Les jeunes Japonais favorables au retour des femmes au foyer

Société

Honda Yuki [Profil]

D’après une enquête effectuée par le bureau du cabinet du gouvernement en octobre 2012, le nombre des Japonais qui souhaitent que les femmes restent à la maison pendant que leur mari travaille est en augmentation, en particulier chez les jeunes de 20 à 29 ans. Dans les lignes qui suivent, Honda Yuki s’efforce d’analyser ce phénomène.

Deux explications possibles

Étant donné ce qui vient d’être dit, je voudrais proposer deux explications possibles aux résultats de l’enquête du bureau du cabinet du gouvernement d’octobre 2012 en ce qui concerne la tranche d’âge de 20 à 29 ans.

La première hypothèse, c’est qu’il s’agit d’une forme d’atavisme suscitée par le redressement économique de courte durée que le Japon a connu dans les années 2004-2008.

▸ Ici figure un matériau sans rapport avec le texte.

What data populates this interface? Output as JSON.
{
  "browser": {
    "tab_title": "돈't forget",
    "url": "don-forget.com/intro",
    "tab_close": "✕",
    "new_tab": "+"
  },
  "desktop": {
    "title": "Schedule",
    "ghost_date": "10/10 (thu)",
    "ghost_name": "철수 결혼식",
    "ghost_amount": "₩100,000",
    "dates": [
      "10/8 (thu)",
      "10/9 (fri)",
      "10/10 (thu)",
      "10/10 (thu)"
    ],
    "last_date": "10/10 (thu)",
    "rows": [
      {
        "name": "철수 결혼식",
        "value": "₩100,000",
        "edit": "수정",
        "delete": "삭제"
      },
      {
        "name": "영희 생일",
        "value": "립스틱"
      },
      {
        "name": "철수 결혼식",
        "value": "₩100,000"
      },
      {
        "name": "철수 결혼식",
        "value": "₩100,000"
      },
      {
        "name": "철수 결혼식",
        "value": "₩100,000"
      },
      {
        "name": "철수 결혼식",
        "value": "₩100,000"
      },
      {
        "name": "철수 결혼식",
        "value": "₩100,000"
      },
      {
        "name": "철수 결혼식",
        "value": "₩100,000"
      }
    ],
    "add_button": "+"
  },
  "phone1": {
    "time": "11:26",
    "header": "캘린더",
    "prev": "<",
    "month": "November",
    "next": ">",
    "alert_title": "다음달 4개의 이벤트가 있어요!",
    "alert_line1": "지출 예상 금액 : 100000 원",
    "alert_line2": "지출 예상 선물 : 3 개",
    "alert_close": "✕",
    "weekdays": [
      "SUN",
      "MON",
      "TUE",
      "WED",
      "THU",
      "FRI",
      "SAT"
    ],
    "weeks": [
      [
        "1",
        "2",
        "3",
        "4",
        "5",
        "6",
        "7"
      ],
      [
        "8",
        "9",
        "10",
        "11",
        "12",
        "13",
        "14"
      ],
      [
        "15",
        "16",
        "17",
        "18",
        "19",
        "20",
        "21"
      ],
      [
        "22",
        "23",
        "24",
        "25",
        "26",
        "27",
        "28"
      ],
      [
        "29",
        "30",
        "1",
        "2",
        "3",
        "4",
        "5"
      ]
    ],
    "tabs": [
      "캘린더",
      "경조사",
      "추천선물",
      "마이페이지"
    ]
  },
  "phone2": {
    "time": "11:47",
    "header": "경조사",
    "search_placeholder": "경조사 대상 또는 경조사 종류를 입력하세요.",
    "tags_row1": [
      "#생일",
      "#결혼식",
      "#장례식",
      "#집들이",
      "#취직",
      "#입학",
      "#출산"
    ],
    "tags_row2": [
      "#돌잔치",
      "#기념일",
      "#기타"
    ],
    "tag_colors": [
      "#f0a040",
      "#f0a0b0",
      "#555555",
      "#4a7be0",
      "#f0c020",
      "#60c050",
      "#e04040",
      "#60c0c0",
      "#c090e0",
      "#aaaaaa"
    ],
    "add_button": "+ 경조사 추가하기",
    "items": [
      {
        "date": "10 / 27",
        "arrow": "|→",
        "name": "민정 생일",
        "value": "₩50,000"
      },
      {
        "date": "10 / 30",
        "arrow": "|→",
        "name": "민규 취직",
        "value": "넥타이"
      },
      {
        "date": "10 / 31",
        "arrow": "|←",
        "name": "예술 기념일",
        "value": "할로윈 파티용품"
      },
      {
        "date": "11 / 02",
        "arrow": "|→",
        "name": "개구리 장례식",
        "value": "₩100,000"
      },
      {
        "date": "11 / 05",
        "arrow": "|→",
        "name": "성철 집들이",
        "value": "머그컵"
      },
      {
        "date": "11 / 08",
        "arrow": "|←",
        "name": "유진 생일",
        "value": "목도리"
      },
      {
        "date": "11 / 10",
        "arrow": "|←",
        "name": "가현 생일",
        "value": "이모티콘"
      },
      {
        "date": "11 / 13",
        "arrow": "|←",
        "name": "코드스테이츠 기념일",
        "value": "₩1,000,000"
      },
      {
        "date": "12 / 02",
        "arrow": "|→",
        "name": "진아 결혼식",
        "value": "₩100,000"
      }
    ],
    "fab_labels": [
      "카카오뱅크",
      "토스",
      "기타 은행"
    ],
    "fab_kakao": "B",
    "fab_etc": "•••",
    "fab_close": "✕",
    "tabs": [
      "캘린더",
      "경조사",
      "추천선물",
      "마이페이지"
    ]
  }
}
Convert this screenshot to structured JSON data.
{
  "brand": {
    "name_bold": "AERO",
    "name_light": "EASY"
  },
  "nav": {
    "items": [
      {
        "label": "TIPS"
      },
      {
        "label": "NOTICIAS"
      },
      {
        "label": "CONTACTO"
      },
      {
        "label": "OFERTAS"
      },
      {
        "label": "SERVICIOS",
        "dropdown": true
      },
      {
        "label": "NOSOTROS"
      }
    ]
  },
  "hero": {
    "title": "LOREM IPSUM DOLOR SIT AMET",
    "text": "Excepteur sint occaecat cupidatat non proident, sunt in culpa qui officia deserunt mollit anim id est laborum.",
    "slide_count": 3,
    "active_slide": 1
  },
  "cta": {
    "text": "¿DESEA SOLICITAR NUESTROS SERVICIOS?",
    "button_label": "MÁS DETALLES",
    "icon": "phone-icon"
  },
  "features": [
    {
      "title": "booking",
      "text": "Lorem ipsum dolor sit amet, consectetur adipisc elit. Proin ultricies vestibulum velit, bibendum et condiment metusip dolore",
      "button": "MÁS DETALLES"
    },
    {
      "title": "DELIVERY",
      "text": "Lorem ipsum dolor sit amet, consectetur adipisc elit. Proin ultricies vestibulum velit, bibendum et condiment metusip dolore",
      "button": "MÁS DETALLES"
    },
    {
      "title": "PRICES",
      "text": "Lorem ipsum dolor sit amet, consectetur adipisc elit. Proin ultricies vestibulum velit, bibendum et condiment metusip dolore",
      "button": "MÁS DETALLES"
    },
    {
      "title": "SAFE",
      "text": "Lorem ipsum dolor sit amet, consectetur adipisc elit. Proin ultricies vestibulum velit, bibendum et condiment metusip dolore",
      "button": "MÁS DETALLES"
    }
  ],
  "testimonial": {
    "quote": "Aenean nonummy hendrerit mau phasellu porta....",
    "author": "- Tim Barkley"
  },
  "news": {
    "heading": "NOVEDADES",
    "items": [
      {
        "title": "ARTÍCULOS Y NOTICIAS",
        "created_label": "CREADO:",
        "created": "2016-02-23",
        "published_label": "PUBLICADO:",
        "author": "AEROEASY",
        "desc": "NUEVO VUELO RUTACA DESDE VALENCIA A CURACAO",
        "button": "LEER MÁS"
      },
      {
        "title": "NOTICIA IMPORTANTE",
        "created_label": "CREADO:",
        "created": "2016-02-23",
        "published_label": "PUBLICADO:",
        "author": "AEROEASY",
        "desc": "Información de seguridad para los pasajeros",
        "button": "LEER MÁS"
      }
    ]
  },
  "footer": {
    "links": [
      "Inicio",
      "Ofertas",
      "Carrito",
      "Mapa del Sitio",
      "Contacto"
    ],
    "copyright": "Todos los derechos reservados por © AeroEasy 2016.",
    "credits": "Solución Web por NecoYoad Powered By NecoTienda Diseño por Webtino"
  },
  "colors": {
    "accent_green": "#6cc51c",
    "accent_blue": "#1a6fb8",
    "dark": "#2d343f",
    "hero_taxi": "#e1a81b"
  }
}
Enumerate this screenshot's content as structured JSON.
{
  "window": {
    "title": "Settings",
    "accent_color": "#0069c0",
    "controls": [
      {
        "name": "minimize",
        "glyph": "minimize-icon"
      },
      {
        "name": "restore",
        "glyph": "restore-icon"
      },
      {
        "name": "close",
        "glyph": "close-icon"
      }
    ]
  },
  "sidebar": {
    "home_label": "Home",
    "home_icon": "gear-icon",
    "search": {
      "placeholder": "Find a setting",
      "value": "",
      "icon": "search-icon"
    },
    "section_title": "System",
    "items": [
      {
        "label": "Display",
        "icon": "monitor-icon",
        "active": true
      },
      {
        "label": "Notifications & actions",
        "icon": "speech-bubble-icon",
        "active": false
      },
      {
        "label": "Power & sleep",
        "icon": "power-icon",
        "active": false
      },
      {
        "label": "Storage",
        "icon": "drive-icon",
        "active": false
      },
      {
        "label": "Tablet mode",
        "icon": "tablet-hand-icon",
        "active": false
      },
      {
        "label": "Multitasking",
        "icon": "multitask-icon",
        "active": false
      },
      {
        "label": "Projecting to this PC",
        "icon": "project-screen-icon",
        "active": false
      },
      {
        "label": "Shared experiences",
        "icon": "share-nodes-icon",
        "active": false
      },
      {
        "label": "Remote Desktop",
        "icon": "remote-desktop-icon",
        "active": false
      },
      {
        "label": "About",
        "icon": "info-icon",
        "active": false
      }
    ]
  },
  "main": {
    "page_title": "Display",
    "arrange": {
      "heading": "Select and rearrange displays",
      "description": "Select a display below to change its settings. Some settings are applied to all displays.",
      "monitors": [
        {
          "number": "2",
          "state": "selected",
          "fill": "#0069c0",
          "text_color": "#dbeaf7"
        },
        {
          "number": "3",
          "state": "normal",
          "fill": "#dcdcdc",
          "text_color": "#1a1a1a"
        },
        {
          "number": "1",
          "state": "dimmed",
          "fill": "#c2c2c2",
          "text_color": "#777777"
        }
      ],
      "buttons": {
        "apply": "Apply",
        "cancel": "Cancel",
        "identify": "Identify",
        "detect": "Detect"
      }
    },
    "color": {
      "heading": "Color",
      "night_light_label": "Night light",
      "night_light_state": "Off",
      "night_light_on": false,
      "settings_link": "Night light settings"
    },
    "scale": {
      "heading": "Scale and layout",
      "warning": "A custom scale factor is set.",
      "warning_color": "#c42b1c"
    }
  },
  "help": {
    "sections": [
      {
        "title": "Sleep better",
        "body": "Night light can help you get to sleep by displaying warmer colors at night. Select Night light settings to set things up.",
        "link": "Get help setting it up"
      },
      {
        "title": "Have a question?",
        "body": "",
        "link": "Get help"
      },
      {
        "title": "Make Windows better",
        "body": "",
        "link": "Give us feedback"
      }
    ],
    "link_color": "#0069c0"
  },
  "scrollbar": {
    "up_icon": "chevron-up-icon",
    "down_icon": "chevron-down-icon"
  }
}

L’augmentation momentanée des propositions d’emploi due à l’embellie économique a entrainé un regain d’intérêt partiel, essentiellement chez les célibataires, des salariés de 20 à 29 ans pour le modèle japonais qui veut que le mari subvienne aux besoins de la famille tandis que l’épouse s’occupe du foyer, modèle qui a prévalu durant la période de la bulle économique des années 1990.

La seconde explication, c’est la préoccupation des parents pour leurs enfants.

Les femmes qui travaillent ont peut-être éprouvé des difficultés à concilier leur vie professionnelle avec les responsabilités familiales, en particulier en ce qui concerne l’éducation des enfants, ce qui a pu les amener à penser qu’il vaut mieux donner la priorité aux enfants en restant à la maison.

Il faut s’attendre à voir cette forme d’atavisme se manifester avec plus ou moins d’intensité au gré des fluctuations de l’économie. En revanche, la préoccupation pour l’éducation des enfants est une constante profondément enracinée dans les mentalités qui va de pair avec l’avenir incertain de la société et l’énorme responsabilité que les ménages japonais assument dans l’éducation de leurs enfants.

Mettre un terme à la division des tâches en fonction du sexe

De tous les pays avancés, le Japon est celui où la division des tâches en fonction du sexe est la plus marquée. D’après le classement en termes de parité des sexes établi par le Forum économique mondial en octobre 2012, il occupe la 101e place sur 135 pays recensés, et il est au dernier rang des pays du G8.

Le Japon a un taux de natalité très bas et sa population est en train de vieillir. Le gouvernement a cherché des solutions pour encourager les femmes à travailler en dehors de la maison et faire face à la diminution de la population en âge de travailler. Mais jusqu’à présent le pays reste dominé par le modèle de la répartition des tâches et des emplois en fonction du sexe et par l’inquiétude des parents pour l’avenir de leurs enfants. Tant que les autorités ne prendront pas les mesures nécessaires pour transformer l’organisation du travail et soulager les familles en transférant la responsabilité de l’éducation des enfants à la société, les Japonais ne pourront pas s’épanouir pleinement ni trouver un équilibre entre leur vie professionnelle et leur vie privée, et ce quel que soit leur sexe.

Les femmes japonaises ne devraient pas hésiter à travailler sous prétexte qu’elles feraient mieux de se sacrifier pour leurs enfants. Il faut que le Japon se dote le plus rapidement possible d’un système qui permette aussi bien aux hommes qu’aux femmes de choisir sereinement, librement et facilement la vie qu’ils veulent mener.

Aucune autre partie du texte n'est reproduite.